À quatre jours du premier tour de la présidentielle turque, les deux principaux candidats, le charismatique autocrate islamo-nationaliste Recep Tayyip Erdoğan et le placide, sans grand éclat mais non sans malice serviteur de l’État laïque et opposant Kemal Kılıçdaroğlu, monopolisent toute l’attention. La présence de deux autres «petits» candidats (Muharrem İnce et Sinan Oğan) parasite un peu le duel, diminuant les chances que l’un des deux principaux candidats obtienne la majorité absolue (plus de 50%) dès le premier tour, prévu dimanche 14 mai. Un second tour s’imposerait alors: il devrait prendre place le 28 mai –il s’agit d’un scrutin majoritaire uninominal à deux tours, comme en France.

Mais ce dimanche 14 mai a aussi lieu un autre vote, dont on parle beaucoup moins alors qu’il est tout aussi crucial pour l’avenir de la démocratie turque. En effet, ce jour-là, les électeurs doivent également renouveler le Parlement lors d’un scrutin proportionnel plurinominal à un tour. Un parti doit recueillir au moins 7% des voix à l’échelle nationale lors de ces législatives pour pouvoir être représenté par des élus. Des alliances sont possibles, plusieurs formations présentant une liste commune de candidats dans chaque circonscription.

La composition du nouveau Parlement qui sortira des urnes le 14 mai influencera certainement les résultats de l’éventuel second tour de la présidentielle quatorze jours plus tard, en particulier si la formation de Recep Tayyip Erdoğan, le Parti de la justice et du développement (AKP, islamo-nationaliste, au pouvoir depuis 2002), remporte les législatives.

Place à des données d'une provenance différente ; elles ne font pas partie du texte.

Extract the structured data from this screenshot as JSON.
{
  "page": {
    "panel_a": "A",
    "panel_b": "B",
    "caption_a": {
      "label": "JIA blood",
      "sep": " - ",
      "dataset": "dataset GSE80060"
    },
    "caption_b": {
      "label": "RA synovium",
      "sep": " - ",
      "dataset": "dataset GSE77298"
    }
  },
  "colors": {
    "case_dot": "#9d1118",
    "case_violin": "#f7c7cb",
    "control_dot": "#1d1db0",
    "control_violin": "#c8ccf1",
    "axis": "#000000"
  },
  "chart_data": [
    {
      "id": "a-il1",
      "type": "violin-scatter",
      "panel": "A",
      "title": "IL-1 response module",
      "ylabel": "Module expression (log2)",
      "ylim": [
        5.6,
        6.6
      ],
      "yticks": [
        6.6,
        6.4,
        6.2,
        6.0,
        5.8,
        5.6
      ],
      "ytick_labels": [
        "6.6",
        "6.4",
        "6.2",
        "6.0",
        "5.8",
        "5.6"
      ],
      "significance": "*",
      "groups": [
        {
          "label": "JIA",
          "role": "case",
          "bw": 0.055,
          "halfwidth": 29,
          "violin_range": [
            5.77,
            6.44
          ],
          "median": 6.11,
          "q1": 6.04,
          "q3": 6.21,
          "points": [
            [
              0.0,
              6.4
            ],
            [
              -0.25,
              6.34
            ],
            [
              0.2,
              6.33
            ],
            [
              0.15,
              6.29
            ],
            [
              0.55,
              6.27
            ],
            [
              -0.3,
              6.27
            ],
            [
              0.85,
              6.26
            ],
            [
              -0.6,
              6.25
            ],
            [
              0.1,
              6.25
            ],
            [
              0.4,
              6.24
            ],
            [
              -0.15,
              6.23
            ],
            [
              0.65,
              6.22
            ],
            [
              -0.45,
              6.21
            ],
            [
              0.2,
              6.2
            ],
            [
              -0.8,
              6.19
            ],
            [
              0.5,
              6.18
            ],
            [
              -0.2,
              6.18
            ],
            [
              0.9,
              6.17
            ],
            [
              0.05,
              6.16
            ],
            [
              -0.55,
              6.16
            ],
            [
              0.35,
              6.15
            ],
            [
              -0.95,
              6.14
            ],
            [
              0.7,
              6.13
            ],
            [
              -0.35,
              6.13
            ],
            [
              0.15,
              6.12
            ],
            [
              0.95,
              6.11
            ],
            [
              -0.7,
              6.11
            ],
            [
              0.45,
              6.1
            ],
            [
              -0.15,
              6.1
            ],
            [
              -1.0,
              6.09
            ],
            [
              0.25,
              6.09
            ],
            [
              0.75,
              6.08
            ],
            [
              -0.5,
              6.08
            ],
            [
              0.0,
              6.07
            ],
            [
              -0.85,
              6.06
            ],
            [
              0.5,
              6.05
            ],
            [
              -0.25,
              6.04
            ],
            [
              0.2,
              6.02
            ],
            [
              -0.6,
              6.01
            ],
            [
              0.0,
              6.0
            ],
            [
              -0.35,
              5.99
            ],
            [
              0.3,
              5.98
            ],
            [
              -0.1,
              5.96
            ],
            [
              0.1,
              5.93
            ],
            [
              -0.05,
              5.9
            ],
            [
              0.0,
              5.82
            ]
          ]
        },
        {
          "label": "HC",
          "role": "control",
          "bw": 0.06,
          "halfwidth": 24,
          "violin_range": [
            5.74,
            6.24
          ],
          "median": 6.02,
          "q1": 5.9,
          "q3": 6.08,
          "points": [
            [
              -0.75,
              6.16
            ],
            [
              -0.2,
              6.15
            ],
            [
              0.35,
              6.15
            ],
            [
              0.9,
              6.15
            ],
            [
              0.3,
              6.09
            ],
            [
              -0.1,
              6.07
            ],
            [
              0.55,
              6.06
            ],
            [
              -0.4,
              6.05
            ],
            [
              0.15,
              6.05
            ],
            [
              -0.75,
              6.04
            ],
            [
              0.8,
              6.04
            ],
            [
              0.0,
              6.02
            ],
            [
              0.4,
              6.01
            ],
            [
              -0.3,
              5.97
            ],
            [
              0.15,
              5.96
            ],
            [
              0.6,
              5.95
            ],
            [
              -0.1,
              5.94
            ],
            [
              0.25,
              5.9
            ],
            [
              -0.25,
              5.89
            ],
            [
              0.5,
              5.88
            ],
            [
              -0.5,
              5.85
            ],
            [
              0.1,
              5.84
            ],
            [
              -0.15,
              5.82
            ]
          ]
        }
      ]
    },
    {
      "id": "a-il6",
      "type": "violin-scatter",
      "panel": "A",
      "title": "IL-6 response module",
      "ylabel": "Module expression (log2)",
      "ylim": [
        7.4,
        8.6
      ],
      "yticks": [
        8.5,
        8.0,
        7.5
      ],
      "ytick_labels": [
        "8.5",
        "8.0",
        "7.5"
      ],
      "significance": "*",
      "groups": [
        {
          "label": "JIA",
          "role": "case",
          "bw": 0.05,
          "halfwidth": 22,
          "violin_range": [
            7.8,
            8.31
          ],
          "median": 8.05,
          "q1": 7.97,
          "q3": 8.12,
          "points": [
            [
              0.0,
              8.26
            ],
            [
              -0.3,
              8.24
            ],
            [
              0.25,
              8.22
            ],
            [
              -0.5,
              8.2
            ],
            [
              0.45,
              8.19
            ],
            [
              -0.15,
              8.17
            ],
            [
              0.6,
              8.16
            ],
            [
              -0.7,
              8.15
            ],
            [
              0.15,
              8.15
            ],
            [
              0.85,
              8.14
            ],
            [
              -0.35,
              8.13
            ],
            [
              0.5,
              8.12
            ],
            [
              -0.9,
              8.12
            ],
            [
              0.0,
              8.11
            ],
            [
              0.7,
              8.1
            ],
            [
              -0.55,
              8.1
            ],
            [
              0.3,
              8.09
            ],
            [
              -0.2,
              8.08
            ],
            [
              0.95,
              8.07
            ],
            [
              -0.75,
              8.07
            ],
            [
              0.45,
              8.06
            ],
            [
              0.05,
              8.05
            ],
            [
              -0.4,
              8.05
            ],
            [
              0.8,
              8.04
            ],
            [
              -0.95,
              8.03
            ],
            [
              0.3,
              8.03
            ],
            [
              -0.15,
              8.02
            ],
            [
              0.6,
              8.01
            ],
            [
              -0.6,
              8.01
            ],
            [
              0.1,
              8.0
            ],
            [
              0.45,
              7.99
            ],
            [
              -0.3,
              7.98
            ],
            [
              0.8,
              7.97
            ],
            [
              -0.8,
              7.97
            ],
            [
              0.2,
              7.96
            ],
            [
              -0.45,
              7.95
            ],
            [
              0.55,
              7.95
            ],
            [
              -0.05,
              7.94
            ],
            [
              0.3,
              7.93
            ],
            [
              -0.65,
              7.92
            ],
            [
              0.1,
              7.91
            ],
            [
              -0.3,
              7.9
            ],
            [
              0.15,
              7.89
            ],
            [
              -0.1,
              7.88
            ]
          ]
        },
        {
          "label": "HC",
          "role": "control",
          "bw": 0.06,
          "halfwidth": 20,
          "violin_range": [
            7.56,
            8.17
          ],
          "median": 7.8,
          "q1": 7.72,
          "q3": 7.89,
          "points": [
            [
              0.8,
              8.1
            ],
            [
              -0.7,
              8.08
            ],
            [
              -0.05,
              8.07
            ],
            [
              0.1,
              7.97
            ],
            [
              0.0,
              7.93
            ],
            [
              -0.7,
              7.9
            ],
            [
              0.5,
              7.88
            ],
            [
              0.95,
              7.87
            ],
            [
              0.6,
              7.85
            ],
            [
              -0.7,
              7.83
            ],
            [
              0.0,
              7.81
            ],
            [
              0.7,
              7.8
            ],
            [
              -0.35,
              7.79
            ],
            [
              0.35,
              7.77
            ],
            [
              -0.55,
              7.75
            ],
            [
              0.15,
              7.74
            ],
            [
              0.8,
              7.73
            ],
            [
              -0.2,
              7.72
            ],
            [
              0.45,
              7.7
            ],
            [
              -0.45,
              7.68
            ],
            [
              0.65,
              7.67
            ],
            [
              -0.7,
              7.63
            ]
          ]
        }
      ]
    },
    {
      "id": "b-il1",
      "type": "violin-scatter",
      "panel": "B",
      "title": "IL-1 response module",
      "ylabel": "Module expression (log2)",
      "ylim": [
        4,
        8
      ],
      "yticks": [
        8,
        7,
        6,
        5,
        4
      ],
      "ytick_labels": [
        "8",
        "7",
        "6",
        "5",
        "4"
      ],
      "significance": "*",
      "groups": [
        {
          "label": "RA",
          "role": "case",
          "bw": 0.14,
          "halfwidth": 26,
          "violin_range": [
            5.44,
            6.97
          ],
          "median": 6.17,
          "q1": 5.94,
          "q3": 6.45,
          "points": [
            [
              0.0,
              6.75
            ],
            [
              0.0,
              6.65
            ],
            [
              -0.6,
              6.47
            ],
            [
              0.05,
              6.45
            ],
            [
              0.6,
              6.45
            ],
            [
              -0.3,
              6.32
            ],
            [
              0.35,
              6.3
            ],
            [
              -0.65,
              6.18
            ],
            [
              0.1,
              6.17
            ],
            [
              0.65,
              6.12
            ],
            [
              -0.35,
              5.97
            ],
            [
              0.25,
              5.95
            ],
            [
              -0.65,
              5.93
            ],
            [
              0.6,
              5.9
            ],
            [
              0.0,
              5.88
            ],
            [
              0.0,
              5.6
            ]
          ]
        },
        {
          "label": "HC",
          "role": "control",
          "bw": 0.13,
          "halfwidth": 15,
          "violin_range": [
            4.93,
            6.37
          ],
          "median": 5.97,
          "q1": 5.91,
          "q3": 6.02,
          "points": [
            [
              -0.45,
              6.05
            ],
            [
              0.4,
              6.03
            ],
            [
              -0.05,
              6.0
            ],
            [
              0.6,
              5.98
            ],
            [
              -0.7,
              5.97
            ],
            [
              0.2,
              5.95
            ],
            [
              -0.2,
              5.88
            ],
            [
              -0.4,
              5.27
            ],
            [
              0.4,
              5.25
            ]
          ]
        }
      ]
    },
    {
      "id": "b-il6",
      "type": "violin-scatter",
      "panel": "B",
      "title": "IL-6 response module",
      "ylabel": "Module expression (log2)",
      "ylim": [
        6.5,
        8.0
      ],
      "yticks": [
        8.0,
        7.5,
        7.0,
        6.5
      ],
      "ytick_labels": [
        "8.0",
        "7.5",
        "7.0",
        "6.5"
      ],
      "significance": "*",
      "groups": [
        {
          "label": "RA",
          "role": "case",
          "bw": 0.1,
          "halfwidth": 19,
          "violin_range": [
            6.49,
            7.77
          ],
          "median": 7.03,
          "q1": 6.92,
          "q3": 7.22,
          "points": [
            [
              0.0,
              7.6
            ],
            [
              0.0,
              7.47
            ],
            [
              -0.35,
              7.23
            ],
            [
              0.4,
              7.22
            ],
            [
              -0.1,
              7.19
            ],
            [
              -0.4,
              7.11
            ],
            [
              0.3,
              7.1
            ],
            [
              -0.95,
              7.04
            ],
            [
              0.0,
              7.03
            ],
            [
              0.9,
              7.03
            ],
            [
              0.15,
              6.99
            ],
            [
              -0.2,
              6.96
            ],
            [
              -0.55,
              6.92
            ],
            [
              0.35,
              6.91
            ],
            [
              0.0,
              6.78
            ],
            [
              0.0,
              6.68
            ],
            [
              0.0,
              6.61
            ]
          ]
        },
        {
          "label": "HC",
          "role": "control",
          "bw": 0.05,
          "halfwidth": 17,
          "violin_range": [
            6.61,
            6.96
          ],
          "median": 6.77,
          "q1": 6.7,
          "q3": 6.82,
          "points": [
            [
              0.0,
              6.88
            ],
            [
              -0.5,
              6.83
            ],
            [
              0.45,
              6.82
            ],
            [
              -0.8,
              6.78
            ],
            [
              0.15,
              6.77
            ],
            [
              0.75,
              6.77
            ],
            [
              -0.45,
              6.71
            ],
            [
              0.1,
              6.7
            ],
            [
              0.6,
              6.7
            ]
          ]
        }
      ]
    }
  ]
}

Ces dernières sont assez ouvertes. La coalition de l’AKP avec son allié ultra-nationaliste d’extrême droite, le Parti d’action nationaliste (MHP), bat de l’aile; la gauche pro-kurde et écologiste se présente comme la troisième force, ce qui peut interdire la formation d’une majorité parlementaire. Et les Turcs ne seront sans doute pas trop tentés par une cohabitation. Autrement dit, si dimanche 14 mai, l’Alliance populaire qui soutient Recep Tayyip Erdoğan devait tenir le Parlement, ce serait une chance de plus pour le «Reïs» de se faire réélire le 28.

Difficile cependant de faire des pronostics. D’abord, parce que les sondages varient et sont diversement fiables. Ensuite, parce que la campagne électorale aura été tout sauf équitable, profitant au pouvoir en place. Enfin, en raison des irrégularités, possiblement amplifiées, dans les régions sinistrées et sous état d’urgence, par le désordre causé par le double tremblement de terre de février (près de 3 millions de personnes ont perdu leur domicile), par les fraudes et par les manœuvres du pouvoir, qui instrumentalise les ressources étatiques pour cela.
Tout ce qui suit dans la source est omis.